Become Master of Your Domain
The most critical weapon in a digital communicator’s modern arsenal is a strong understanding of their own website’s analytics. Get access to your website’s Google Analytics, Webtrends or other analytics package reports. If none exist, insist whomever is in charge of the site install Google Analytics properly and make you a user so you can login directly to see the reports. Watch the Google videos that explain how to read and even manipulate Google Analytics to set goals, delineate reports on where traffic comes from, what keywords people use to find your site and the like.
Now start thinking of your job as using that website to drive business. Sure, your job is to populate content, but the site’s job is to do something else — whether it’s generate sales, leads, applications or downloads. Make that your job, too.

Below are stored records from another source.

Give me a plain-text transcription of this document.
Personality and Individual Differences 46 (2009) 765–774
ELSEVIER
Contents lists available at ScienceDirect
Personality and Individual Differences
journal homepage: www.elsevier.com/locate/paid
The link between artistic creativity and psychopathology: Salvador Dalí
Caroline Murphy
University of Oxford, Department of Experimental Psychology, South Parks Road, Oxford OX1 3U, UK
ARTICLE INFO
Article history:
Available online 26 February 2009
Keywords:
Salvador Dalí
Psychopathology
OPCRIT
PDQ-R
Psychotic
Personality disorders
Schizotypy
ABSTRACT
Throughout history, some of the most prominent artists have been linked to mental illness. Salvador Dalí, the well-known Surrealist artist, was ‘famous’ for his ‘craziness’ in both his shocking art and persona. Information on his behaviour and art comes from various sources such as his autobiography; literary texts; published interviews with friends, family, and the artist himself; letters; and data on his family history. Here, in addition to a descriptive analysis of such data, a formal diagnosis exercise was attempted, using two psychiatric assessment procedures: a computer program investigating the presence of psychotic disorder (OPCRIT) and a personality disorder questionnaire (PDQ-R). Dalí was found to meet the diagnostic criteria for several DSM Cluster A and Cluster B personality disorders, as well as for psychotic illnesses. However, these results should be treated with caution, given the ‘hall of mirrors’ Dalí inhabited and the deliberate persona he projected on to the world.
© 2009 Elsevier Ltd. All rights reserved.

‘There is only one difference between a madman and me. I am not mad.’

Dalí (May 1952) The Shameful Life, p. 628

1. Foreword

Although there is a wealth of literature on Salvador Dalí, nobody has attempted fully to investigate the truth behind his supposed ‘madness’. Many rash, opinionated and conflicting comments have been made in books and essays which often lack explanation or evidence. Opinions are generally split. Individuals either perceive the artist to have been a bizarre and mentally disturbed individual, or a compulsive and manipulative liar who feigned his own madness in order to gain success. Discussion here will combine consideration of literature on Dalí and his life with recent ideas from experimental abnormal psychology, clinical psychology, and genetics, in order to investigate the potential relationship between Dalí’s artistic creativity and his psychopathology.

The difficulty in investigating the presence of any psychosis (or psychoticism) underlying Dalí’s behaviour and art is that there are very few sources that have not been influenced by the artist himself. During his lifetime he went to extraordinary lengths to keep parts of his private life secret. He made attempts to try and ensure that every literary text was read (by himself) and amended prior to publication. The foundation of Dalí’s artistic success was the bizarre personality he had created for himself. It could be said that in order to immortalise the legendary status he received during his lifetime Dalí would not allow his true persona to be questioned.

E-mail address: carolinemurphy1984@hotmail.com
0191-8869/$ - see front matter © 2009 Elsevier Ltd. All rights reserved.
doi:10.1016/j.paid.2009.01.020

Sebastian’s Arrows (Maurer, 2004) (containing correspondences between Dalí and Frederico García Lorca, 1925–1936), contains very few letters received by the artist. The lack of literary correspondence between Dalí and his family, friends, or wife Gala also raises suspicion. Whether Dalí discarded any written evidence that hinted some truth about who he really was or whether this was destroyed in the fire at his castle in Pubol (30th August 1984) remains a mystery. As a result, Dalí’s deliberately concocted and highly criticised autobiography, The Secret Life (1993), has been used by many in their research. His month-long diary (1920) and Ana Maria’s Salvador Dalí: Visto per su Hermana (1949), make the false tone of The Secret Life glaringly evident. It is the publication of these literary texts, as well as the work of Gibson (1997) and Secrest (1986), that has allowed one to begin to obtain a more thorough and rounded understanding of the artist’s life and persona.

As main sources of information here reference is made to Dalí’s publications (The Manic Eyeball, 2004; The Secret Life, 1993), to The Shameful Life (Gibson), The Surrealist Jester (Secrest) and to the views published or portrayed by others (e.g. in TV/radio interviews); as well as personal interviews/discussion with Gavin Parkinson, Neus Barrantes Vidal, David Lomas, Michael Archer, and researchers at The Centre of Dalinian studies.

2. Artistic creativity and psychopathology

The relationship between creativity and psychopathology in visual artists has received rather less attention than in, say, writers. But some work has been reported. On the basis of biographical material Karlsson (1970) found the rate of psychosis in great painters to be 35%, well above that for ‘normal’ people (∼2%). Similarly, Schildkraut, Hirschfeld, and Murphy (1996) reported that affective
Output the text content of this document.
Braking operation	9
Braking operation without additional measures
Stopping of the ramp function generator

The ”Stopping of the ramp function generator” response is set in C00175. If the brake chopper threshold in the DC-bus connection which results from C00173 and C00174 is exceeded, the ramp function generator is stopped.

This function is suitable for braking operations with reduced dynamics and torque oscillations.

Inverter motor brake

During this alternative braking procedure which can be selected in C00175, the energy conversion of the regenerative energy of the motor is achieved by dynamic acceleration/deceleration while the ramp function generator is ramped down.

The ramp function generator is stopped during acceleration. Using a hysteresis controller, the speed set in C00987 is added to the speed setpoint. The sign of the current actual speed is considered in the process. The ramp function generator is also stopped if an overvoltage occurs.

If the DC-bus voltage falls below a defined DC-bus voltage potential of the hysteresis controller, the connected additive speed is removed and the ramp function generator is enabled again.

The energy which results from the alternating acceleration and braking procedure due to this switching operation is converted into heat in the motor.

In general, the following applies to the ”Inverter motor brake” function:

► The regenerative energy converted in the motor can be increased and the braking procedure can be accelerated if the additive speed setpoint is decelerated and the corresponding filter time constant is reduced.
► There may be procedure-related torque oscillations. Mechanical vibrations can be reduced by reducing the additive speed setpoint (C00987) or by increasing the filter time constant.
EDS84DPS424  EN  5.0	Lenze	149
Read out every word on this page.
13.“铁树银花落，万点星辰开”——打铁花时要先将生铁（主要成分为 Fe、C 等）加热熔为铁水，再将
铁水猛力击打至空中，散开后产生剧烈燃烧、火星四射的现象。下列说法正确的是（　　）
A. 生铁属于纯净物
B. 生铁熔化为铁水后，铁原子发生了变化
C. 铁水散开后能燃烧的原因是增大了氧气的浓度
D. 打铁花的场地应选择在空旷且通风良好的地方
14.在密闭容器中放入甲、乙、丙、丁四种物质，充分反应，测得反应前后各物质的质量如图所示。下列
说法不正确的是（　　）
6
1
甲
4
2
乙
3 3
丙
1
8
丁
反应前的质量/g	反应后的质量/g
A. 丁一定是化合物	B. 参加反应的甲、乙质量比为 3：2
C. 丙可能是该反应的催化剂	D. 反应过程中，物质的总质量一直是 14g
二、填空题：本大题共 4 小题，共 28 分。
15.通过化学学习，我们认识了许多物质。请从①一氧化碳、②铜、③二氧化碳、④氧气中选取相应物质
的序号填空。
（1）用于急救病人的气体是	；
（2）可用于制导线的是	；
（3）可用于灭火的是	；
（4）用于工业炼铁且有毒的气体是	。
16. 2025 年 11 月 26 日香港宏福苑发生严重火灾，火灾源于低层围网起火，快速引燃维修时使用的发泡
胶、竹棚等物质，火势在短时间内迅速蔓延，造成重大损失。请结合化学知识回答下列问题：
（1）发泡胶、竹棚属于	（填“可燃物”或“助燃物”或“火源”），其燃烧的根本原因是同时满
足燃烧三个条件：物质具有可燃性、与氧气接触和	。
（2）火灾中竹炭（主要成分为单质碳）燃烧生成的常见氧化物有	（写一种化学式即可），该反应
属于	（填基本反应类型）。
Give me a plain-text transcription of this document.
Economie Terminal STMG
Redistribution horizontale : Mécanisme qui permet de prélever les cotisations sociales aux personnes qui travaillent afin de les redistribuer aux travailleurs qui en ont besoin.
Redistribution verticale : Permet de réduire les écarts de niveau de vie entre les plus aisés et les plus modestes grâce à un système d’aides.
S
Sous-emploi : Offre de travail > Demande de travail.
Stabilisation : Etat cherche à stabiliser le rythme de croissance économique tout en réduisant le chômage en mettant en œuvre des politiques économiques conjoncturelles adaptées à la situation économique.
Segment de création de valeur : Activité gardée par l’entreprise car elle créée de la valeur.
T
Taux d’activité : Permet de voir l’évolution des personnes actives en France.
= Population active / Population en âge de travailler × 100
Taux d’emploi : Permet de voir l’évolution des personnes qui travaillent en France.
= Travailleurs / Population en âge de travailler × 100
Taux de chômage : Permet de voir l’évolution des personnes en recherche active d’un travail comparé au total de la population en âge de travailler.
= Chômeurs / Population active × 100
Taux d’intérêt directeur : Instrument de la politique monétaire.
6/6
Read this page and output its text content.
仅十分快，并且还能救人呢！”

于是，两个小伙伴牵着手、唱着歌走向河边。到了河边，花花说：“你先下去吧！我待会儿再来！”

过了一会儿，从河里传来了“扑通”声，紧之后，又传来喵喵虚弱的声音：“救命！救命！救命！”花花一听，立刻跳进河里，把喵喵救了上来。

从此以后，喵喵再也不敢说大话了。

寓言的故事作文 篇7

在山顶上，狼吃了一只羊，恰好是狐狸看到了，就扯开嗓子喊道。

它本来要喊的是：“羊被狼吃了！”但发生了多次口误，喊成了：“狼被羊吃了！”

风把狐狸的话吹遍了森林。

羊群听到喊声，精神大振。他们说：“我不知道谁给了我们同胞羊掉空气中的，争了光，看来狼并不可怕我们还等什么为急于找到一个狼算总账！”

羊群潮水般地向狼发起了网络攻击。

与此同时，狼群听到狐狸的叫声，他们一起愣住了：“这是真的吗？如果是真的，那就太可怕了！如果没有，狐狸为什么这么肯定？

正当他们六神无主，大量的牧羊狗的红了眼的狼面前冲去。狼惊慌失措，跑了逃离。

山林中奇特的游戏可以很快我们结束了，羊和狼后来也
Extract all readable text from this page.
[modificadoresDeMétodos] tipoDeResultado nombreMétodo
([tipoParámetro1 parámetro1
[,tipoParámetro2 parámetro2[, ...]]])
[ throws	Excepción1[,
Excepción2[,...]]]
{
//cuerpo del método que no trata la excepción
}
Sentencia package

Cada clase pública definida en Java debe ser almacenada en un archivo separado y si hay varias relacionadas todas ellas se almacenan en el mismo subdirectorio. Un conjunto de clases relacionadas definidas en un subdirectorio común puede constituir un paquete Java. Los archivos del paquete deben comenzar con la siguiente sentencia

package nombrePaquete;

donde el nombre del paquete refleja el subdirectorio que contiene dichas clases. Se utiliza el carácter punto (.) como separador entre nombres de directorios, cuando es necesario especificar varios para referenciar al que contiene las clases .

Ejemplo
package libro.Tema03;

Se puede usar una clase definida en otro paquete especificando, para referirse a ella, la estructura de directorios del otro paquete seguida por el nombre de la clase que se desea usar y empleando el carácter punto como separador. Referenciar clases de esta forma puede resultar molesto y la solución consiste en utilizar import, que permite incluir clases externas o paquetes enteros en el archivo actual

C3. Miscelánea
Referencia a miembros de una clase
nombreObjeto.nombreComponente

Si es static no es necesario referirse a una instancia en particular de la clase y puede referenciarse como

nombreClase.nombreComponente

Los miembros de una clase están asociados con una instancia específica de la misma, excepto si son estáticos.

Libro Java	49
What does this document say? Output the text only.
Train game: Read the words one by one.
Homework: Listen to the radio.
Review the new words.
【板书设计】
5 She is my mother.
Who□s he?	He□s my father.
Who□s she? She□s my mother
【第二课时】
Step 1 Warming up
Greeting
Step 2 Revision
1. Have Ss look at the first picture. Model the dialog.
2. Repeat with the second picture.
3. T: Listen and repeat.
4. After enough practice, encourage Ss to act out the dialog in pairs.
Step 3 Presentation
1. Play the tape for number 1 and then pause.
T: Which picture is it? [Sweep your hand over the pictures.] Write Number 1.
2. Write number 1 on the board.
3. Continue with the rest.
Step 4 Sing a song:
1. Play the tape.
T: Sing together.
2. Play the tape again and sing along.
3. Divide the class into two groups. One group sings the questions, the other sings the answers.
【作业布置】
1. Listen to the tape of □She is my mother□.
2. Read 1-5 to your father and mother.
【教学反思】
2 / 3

Find ways within your content to compel readers to push those buttons and you’ll soon find people are happier with the site’s performance, and yours too.
The biggest mistake a small communications shop can make is trying to be everything everyone else wants it to be. While lack of staff and budget is an easy crutch to fall back on, it makes people think you’re lazy and unmotivated. Proactively tell, even publish, what services you will and will not provide (stress the will). Prioritize your responsibilities and do what is within your limitations, but do it as well as anyone can.
With regards to social communications, determine the channel or channels that allow you to connect with the majority of your most important audiences and limit your communications to that platform. If your audience is mostly on Facebook, then automate your blog or news RSS feed to Twitter, put in your Twitter bio that it’s a news feed but you can be found on Facebook and let it be. You can’t be a jack of all trades. If you try, you’ll disappoint everyone, rather than taking care of at least a few of the important ones.
But communicate to your audiences what channels you’re using, why you’re using them and what they can expect from you there. Then deliver that in spades.
Report Your Success, And That Of Others
Now that you’ve defined what you’re going to do, you’re doing it and measuring it appropriately, report to your higher-ups what you’re trying to accomplish and how far along you’re getting. But also tell them what your competition is doing. Estimate what they’re spending. Research how many staff members they have doing it. Your best chance of getting more money, more staff and less pressure is to let your direct reports understand what you’re up against. They’ll either lay off or get penis envy and you’ll start seeing some help.
We Are Smarter Than Me
Those are my ideas. What are yours? For those of you who operate with small staffs, small budgets and not enough hours in the day, how do you do it? How do you afford, manage, prioritize? Your feedback in the comments may just help someone break through and figure this whole thing out. Please … the comments are yours.